Can the ‘substantial shareholding exemption’ apply where loan notes are received, or will the disposal be a chargeable gain for corporation tax purposes?“
A: Where a company (A) disposes of shares in another company (B) it is possible that any gain (or loss) arising will not be chargeable/relievable for corporation tax purposes under the ‘substantial shareholding exemption’ (SSE).
As per TCGA 92 Schedule 7AC, in order for the SSE to apply the company must have held a ‘substantial shareholding’ for a ‘substantial period of time’. Further, company B must be a ‘qualifying company’ throughout a specified period.
- A substantial shareholding is defined in para 8 and requires that company A holds at least 10% of the shares in company B, is entitled to at least 10% of the profits and assets in a winding up.
- A substantial period of time is defined in para 7 as a 12 month period beginning not more than six years before the date of the disposal.

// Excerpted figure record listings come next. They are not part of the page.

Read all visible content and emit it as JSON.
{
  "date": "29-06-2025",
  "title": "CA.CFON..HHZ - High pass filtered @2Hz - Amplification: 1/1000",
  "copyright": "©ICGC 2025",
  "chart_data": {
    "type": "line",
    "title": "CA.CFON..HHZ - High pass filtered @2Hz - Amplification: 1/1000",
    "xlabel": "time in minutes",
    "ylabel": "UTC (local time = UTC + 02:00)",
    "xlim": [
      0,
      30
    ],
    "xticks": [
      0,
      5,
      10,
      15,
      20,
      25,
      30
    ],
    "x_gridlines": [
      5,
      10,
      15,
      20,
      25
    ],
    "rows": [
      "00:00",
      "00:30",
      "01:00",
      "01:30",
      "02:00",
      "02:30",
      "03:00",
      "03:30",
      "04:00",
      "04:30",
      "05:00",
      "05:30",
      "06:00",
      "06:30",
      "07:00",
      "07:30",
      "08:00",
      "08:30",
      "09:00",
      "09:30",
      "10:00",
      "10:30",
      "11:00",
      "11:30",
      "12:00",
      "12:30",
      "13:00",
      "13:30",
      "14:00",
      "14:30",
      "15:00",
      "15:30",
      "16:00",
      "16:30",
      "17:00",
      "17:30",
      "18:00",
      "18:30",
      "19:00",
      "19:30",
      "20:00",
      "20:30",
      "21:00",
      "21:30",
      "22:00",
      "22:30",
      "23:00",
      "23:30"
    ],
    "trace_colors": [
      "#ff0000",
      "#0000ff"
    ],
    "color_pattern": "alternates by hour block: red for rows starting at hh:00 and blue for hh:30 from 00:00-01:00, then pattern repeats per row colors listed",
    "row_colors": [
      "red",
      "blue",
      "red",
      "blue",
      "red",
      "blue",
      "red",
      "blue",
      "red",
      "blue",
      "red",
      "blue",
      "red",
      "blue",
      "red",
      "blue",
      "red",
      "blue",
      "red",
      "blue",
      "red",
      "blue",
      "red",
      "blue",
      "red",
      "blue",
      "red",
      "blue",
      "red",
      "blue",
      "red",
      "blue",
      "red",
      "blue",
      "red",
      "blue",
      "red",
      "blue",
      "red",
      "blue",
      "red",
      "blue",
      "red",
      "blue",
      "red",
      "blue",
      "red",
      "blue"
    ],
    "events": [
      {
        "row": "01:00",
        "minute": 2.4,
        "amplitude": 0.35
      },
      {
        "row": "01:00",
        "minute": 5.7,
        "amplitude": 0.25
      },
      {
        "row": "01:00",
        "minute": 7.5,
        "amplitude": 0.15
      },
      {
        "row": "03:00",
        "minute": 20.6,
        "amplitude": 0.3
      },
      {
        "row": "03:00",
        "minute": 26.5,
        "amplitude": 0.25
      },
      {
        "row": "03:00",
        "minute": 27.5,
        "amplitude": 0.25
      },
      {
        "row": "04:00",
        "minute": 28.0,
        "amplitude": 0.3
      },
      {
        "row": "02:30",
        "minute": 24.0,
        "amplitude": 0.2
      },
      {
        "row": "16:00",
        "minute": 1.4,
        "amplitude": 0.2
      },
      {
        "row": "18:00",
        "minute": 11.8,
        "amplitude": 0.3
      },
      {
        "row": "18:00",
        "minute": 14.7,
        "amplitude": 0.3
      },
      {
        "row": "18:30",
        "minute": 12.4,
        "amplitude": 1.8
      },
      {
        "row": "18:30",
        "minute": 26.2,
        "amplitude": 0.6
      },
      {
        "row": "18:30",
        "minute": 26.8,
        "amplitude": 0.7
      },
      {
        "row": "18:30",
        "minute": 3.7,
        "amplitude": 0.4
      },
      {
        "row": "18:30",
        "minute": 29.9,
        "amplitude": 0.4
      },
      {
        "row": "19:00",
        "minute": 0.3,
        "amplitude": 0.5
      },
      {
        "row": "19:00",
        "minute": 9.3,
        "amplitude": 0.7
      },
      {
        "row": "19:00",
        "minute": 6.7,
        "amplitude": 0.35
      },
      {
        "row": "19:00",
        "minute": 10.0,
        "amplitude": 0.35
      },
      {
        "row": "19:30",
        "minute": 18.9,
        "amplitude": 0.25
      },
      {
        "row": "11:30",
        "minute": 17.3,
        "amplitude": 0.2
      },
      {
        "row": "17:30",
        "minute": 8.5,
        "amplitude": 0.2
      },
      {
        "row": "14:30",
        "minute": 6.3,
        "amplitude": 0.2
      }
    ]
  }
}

- A qualifying company is as per para 19, specifically a trading company or the holding company of a trading group. The qualifying company condition must have been met from the start of the latest period for which para 7 is met until the date of the disposal
Therefore, the disposal of a 100% shareholding in a trading company which has been held for several years, as is the case here, would seemingly fall within the SSE rules and so would not give rise to a chargeable gain. Note that the rules apply automatically and that they affect losses arising in the same way as they affect gains, meaning the treatment can be a hinderance in a loss making situation.
Additional rules can apply to create deemed holding periods (paras 9 to 15A) and where the holding involves a Qualifying Institutional Investor (Paras 3A and 30A).
Note that as the shares were disposed of in exchange for loan notes, in the absence of the SSE rules the disposal would likely have fallen within TCGA 92 s.116. This treatment would have been less beneficial, as the gain arising would have been chargeable but effectively deferred until the later disposal of the loan notes, at which point tax would have become due.
However, Sch 7AC Para 4(1)(a) confirms that the SSE rules are applied without regard to s.116. Therefore, assuming the SSE rules are met in this instance, the gain will not chargeable and so there will be nothing to defer to the later disposal of the loan notes.